Around him the courtiers murmured in outrage and shock, while fresh fury filled Ampris. Glaring at Fazhmind, she strained against the force field which imprisoned her, longing to sink her teeth into his sour old hide. How dare he say such lies. She would never harm Israi—never.

“The sri-Kaa is well,” the sergeant hastened to announce before the crowd could panic. “Step aside, and let us carry out our orders.”

The courtiers parted, and Ampris was dragged bodily away. No one spoke in her defense. No one protested this cruel separation ordered by the Kaa.

Ampris wanted to cry out, to call to them again for mercy. These were people she’d known all her life. People who had trained her and helped raise her. Even if she didn’t like them, they were family. And now they refused to save her.

Bitter tears stung Ampris’s eyes. She couldn’t believe it.
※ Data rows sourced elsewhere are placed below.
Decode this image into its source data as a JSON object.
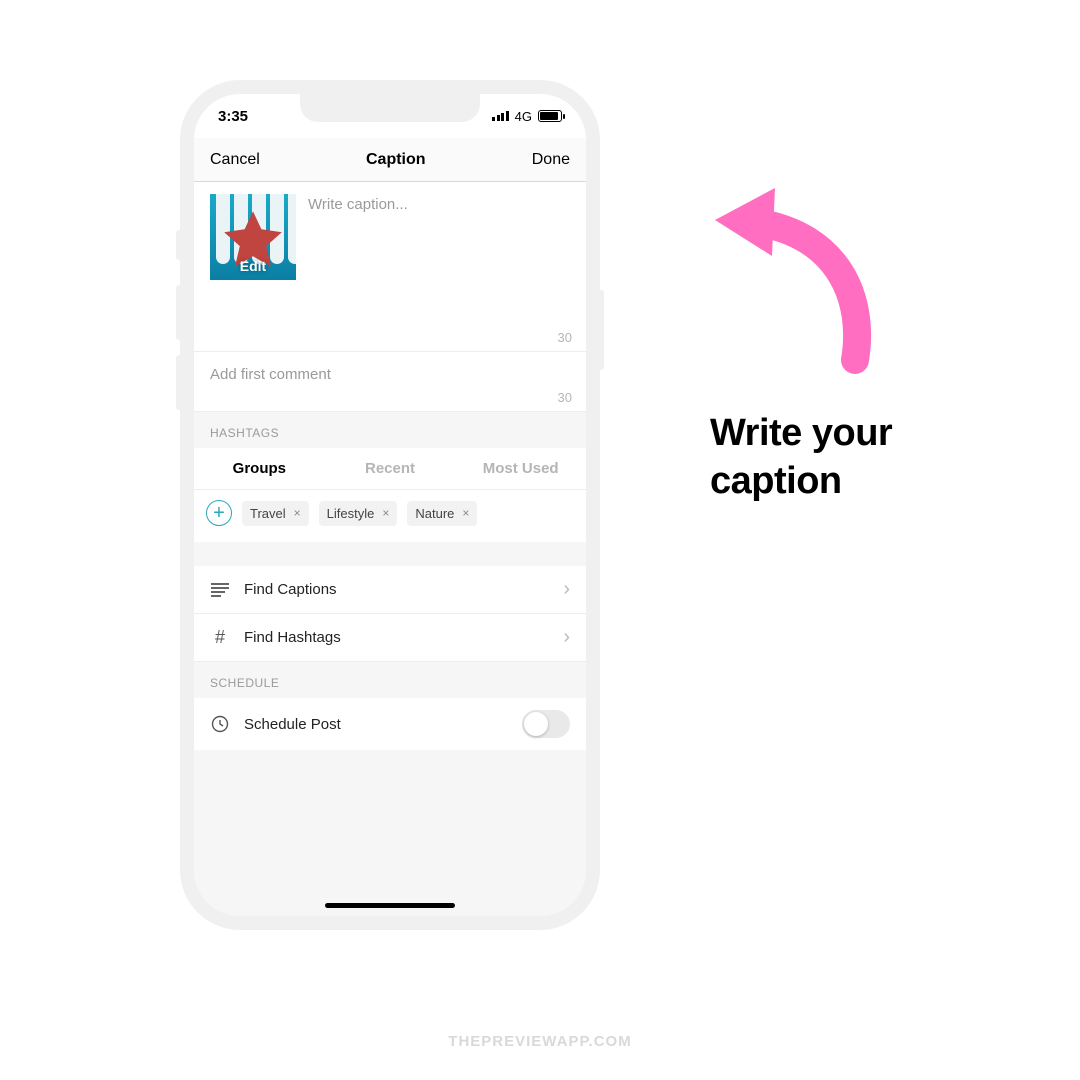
{
  "status": {
    "time": "3:35",
    "network": "4G"
  },
  "nav": {
    "cancel": "Cancel",
    "title": "Caption",
    "done": "Done"
  },
  "caption": {
    "placeholder": "Write caption...",
    "edit": "Edit",
    "counter": "30"
  },
  "comment": {
    "placeholder": "Add first comment",
    "counter": "30"
  },
  "hashtags": {
    "header": "HASHTAGS",
    "tabs": {
      "groups": "Groups",
      "recent": "Recent",
      "most_used": "Most Used"
    },
    "chips": [
      "Travel",
      "Lifestyle",
      "Nature"
    ]
  },
  "actions": {
    "find_captions": "Find Captions",
    "find_hashtags": "Find Hashtags"
  },
  "schedule": {
    "header": "SCHEDULE",
    "label": "Schedule Post"
  },
  "callout": {
    "line1": "Write your",
    "line2": "caption"
  },
  "watermark": "THEPREVIEWAPP.COM",
  "colors": {
    "accent": "#ff6ec0"
  }
}
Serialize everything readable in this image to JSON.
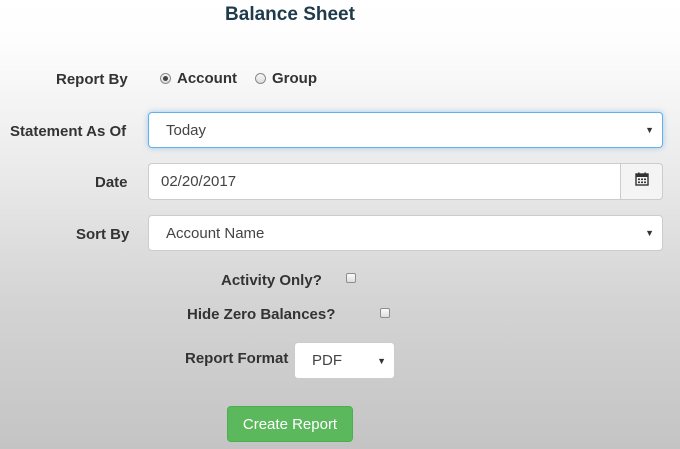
{
  "page": {
    "title": "Balance Sheet"
  },
  "report_by": {
    "label": "Report By",
    "options": [
      "Account",
      "Group"
    ],
    "selected": "Account"
  },
  "statement_as_of": {
    "label": "Statement As Of",
    "value": "Today"
  },
  "date": {
    "label": "Date",
    "value": "02/20/2017"
  },
  "sort_by": {
    "label": "Sort By",
    "value": "Account Name"
  },
  "activity_only": {
    "label": "Activity Only?",
    "checked": false
  },
  "hide_zero_balances": {
    "label": "Hide Zero Balances?",
    "checked": false
  },
  "report_format": {
    "label": "Report Format",
    "value": "PDF"
  },
  "actions": {
    "create_label": "Create Report"
  },
  "colors": {
    "primary_button": "#5cb85c",
    "focus_border": "#66afe9",
    "title": "#1f3a4a"
  },
  "icons": {
    "date_picker": "calendar-icon",
    "dropdown": "caret-down-icon"
  }
}
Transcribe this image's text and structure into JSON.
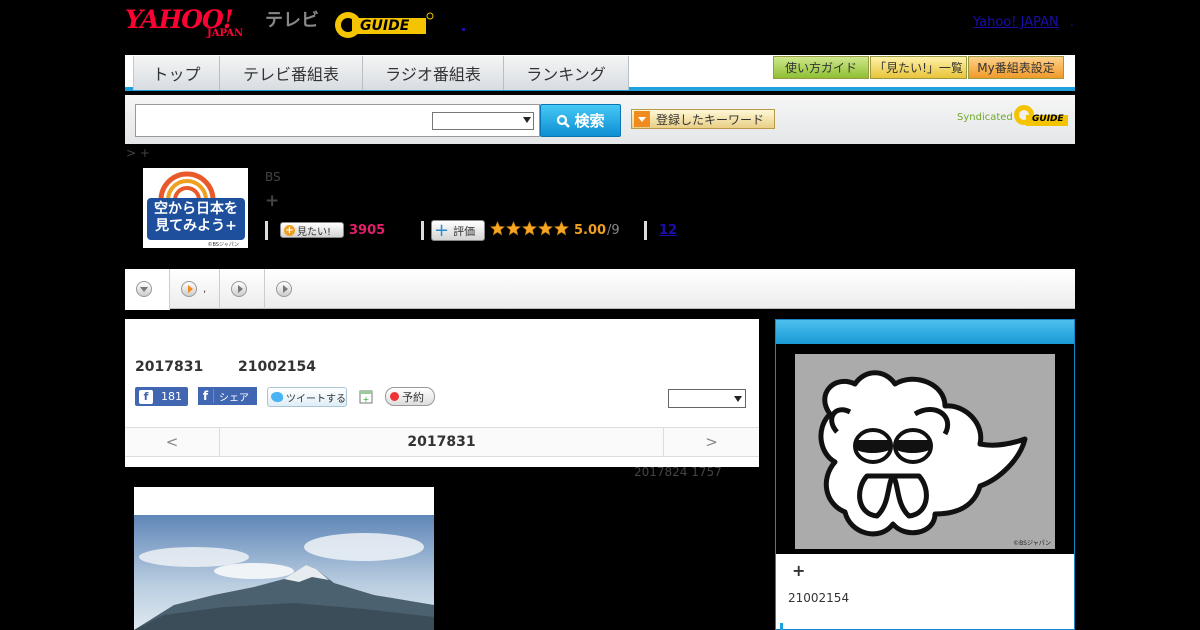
{
  "header": {
    "yahoo_logo_main": "YAHOO!",
    "yahoo_logo_sub": "JAPAN",
    "tv_label": "テレビ",
    "gguide_logo_text": "GUIDE",
    "yahoo_japan_link": "Yahoo! JAPAN",
    "separator": "."
  },
  "global_nav": {
    "tabs": [
      {
        "label": "トップ"
      },
      {
        "label": "テレビ番組表"
      },
      {
        "label": "ラジオ番組表"
      },
      {
        "label": "ランキング"
      }
    ],
    "buttons": [
      {
        "label": "使い方ガイド"
      },
      {
        "label": "「見たい!」一覧"
      },
      {
        "label": "My番組表設定"
      }
    ]
  },
  "search": {
    "input_value": "",
    "select_value": "",
    "button_label": "検索",
    "keyword_button_label": "登録したキーワード",
    "syndicated_label": "Syndicated",
    "syndicated_logo_text": "GUIDE"
  },
  "breadcrumb": "> +",
  "program": {
    "image_caption": "空から日本を見てみよう+",
    "image_copyright": "©BSジャパン",
    "channel": "BS",
    "title": "+",
    "want_button_label": "見たい!",
    "want_count": "3905",
    "rate_button_label": "評価",
    "rating": "5.00",
    "rating_denominator": "/9",
    "review_count": "12"
  },
  "sub_tabs": [
    {
      "label": ""
    },
    {
      "label": ","
    },
    {
      "label": ""
    },
    {
      "label": ""
    }
  ],
  "broadcast": {
    "date": "2017831",
    "time": "21002154",
    "fb_like_count": "181",
    "fb_share_label": "シェア",
    "tweet_label": "ツイートする",
    "reserve_label": "予約",
    "select_value": "",
    "prev_label": "<",
    "nav_date": "2017831",
    "next_label": ">",
    "updated": "2017824  1757"
  },
  "side_panel": {
    "image_copyright": "©BSジャパン",
    "title": "+",
    "time": "21002154"
  },
  "colors": {
    "accent_blue": "#1ea0dc",
    "want_count": "#e0206a",
    "rating": "#f0a020",
    "yahoo_red": "#ff0033",
    "gguide_yellow": "#f5c400"
  }
}
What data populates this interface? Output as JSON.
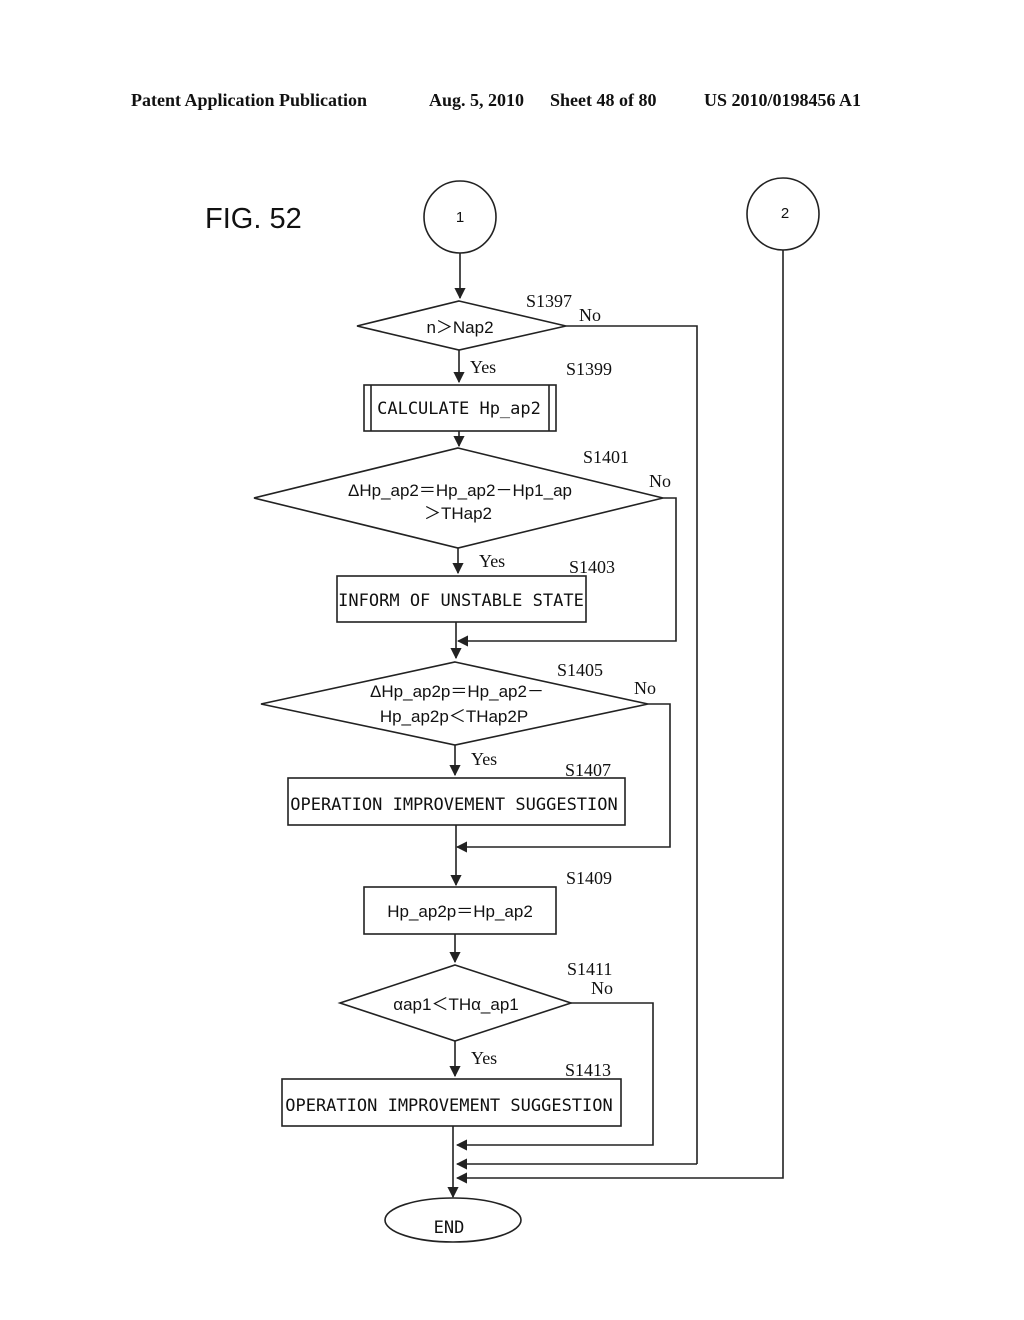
{
  "header": {
    "publication": "Patent Application Publication",
    "date": "Aug. 5, 2010",
    "sheet": "Sheet 48 of 80",
    "number": "US 2010/0198456 A1"
  },
  "figure": {
    "label": "FIG. 52"
  },
  "connectors": {
    "c1": "1",
    "c2": "2"
  },
  "labels": {
    "yes": "Yes",
    "no": "No"
  },
  "steps": {
    "s1397": {
      "id": "S1397",
      "type": "decision",
      "text": [
        "n＞Nap2"
      ]
    },
    "s1399": {
      "id": "S1399",
      "type": "subroutine",
      "text": [
        "CALCULATE Hp_ap2"
      ]
    },
    "s1401": {
      "id": "S1401",
      "type": "decision",
      "text": [
        "ΔHp_ap2＝Hp_ap2－Hp1_ap",
        "＞THap2"
      ]
    },
    "s1403": {
      "id": "S1403",
      "type": "process",
      "text": [
        "INFORM OF UNSTABLE STATE"
      ]
    },
    "s1405": {
      "id": "S1405",
      "type": "decision",
      "text": [
        "ΔHp_ap2p＝Hp_ap2－",
        "Hp_ap2p＜THap2P"
      ]
    },
    "s1407": {
      "id": "S1407",
      "type": "process",
      "text": [
        "OPERATION IMPROVEMENT SUGGESTION"
      ]
    },
    "s1409": {
      "id": "S1409",
      "type": "process",
      "text": [
        "Hp_ap2p＝Hp_ap2"
      ]
    },
    "s1411": {
      "id": "S1411",
      "type": "decision",
      "text": [
        "αap1＜THα_ap1"
      ]
    },
    "s1413": {
      "id": "S1413",
      "type": "process",
      "text": [
        "OPERATION IMPROVEMENT SUGGESTION"
      ]
    },
    "end": {
      "type": "terminator",
      "text": [
        "END"
      ]
    }
  }
}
And yet, the guards were carrying her away like garbage to be thrown out.

“From the first day I predicted this trouble,” Fazhmind said loudly. “Did I not say she would grow up into an unruly beast? Yes, I said it. I warned the Kaa repeatedly, and now I am proven right. Good riddance!”

Ampris shut her eyes, hating him, hating the Kaa, hating everyone who stood in the palace corridors and watched her go by. But even those who stared and whispered could not distract her from the awful words that kept echoing in her head:
Dispose of her at once
.

Cold words, uttered without mercy by the Kaa, whom she had reverenced and admired with all her heart. She had been a loyal, faithful subject. She had been petted by him, had received his smiles, had benefited all her life from his kindness. And now, he had turned on her, without justice, without regard for anything except his own loss.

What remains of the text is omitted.